Un maléfico duende le hizo refrenar sus impulsos de entrar a la cocina y observando que Blanca parecía no estar ni siquiera disgustada por la actitud del hombre, se dijo por qué no sacar ventaja de aquello y súbitamente inspirado, corrió hasta el dormitorio y tomando su celular y el de su mujer, amparado en la oscuridad del living, comenzó a registrar en imágenes fotográficas y video, todo el sometimiento a que fuera forzada y, encantado por el protagonismo que ella asumiera, tomó una determinación que modificaría sus vidas.
Portando la mesa de cama con el desayuno y sintiéndose culpable por ese pulsar en ano y vagina que le recordaba los exquisitos acoples con los hombres, colocó en su rostro una de sus espectaculares sonrisas pero junto con su alegre buenos días al entrar al dormitorio, vio asombrada que su marido estaba sentado en la cama y recostado en las almohadas, sostenía la laptop sobre sus piernas.
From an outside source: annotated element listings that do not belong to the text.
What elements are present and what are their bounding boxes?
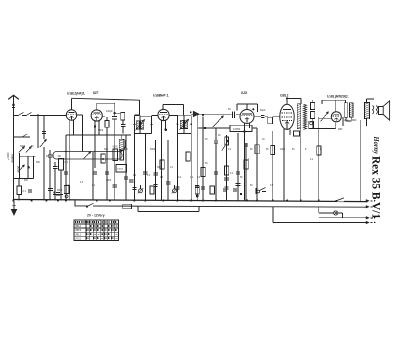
svg-text:0.1: 0.1 (228, 149, 232, 151)
svg-text:50: 50 (292, 149, 295, 151)
svg-text:Rex 35 B V/1: Rex 35 B V/1 (370, 156, 382, 219)
svg-text:2V - 12Very: 2V - 12Very (87, 214, 105, 218)
svg-text:1M: 1M (58, 156, 61, 158)
svg-text:500: 500 (24, 180, 29, 182)
svg-text:U.BL2(HF)1.: U.BL2(HF)1. (67, 91, 85, 95)
svg-text:5000: 5000 (106, 180, 112, 182)
svg-text:UBL2: UBL2 (75, 225, 82, 228)
svg-text:5000: 5000 (150, 149, 156, 151)
svg-text:20: 20 (205, 139, 208, 141)
svg-text:20: 20 (218, 135, 221, 137)
svg-text:500: 500 (36, 162, 41, 164)
svg-text:0.2: 0.2 (197, 177, 201, 179)
svg-text:0.1: 0.1 (92, 185, 96, 187)
svg-text:4MF: 4MF (338, 129, 343, 131)
svg-text:0.5: 0.5 (270, 185, 274, 187)
svg-text:1000: 1000 (280, 149, 286, 151)
svg-text:8: 8 (305, 149, 307, 151)
svg-text:5000: 5000 (57, 190, 63, 192)
svg-text:50: 50 (31, 146, 34, 148)
svg-text:300: 300 (104, 149, 109, 151)
svg-text:100pF: 100pF (106, 110, 113, 113)
svg-text:50: 50 (266, 149, 269, 151)
svg-text:50: 50 (228, 108, 231, 111)
svg-text:0.1: 0.1 (190, 177, 194, 179)
svg-text:8JO: 8JO (241, 91, 248, 95)
svg-text:5000: 5000 (98, 130, 104, 132)
svg-text:10: 10 (262, 139, 265, 141)
svg-text:0.1: 0.1 (66, 185, 70, 187)
svg-text:0.1: 0.1 (23, 190, 27, 193)
svg-text:50: 50 (240, 177, 243, 179)
svg-text:0.1: 0.1 (147, 175, 151, 177)
svg-text:50: 50 (250, 185, 253, 187)
svg-text:2: 2 (248, 159, 250, 161)
svg-text:0.1: 0.1 (170, 167, 174, 169)
svg-text:3000: 3000 (20, 146, 26, 148)
svg-text:3000: 3000 (7, 152, 10, 158)
svg-text:0.1: 0.1 (310, 159, 314, 161)
svg-text:10000: 10000 (117, 169, 124, 171)
svg-text:0.1: 0.1 (80, 182, 84, 184)
svg-text:U.BBHF 1.: U.BBHF 1. (153, 94, 169, 98)
svg-text:5000: 5000 (113, 147, 119, 149)
svg-text:0.1: 0.1 (178, 177, 182, 179)
svg-text:UBL1: UBL1 (75, 233, 82, 236)
svg-text:50pF: 50pF (260, 109, 266, 112)
svg-text:CBL1: CBL1 (280, 93, 289, 97)
svg-text:0.1: 0.1 (230, 173, 234, 175)
svg-text:UY21: UY21 (75, 237, 82, 240)
svg-text:UBF9: UBF9 (75, 229, 82, 232)
svg-text:50: 50 (250, 149, 253, 151)
svg-text:50: 50 (205, 163, 208, 165)
svg-text:Horny: Horny (372, 136, 380, 155)
svg-text:500: 500 (124, 149, 129, 151)
svg-text:0.2: 0.2 (160, 177, 164, 179)
svg-text:0.1: 0.1 (65, 161, 69, 164)
svg-text:8: 8 (320, 149, 322, 151)
svg-text:4MF: 4MF (352, 120, 357, 122)
svg-text:PMs: PMs (344, 120, 350, 123)
svg-text:U.BL(RN29)1.: U.BL(RN29)1. (327, 95, 349, 99)
svg-text:827: 827 (93, 91, 99, 95)
svg-text:10000: 10000 (233, 127, 241, 131)
svg-text:0.1: 0.1 (133, 175, 137, 177)
svg-text:50000: 50000 (11, 154, 15, 163)
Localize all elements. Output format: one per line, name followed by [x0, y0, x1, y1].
Perturbada por esa situación inusual, le preguntó si se trataba de algún trabajo especial y él le respondió que no sabía cuánto, tras lo cual hizo girar la pantalla de la computadora para verse siendo sometida por los hombres con tanta satisfacción pintada en el rostro, que no pudo menos que quedar paralizada, estupefacta; sacándole la bandeja de las manos y depositándola sobre la cómoda, la hizo sentar a su lado en la cama al tiempo que pasaba en rápido resumen las humillantes imágenes de ella comportándose como una hábil prostituta.
Sacándola de ese ensimismado aturdimiento, Alberto le dijo que esas imágenes tal como las veía, ya habían sido subidas a Internet como muestra de los “servicios” que brindaría a quienes lo solicitaran a los celulares de ambos y ante su indignada reacción, él le comunicó que, de ahora en más, ella sería quien trabajara por los dos, proveyendo a domicilio o en ese mismo departamento lo que los clientes le exigieran, sin distinción de número o género; pidiendo a Dios de que nadie de su familia o conocidos accediera al sitio y sabiendo ya que todo protesta sería vana, arrepintiéndose de no haber resistido a los hombres por su misma incontinencia sexual, se dispuso a esperar el primer llamado telefónico.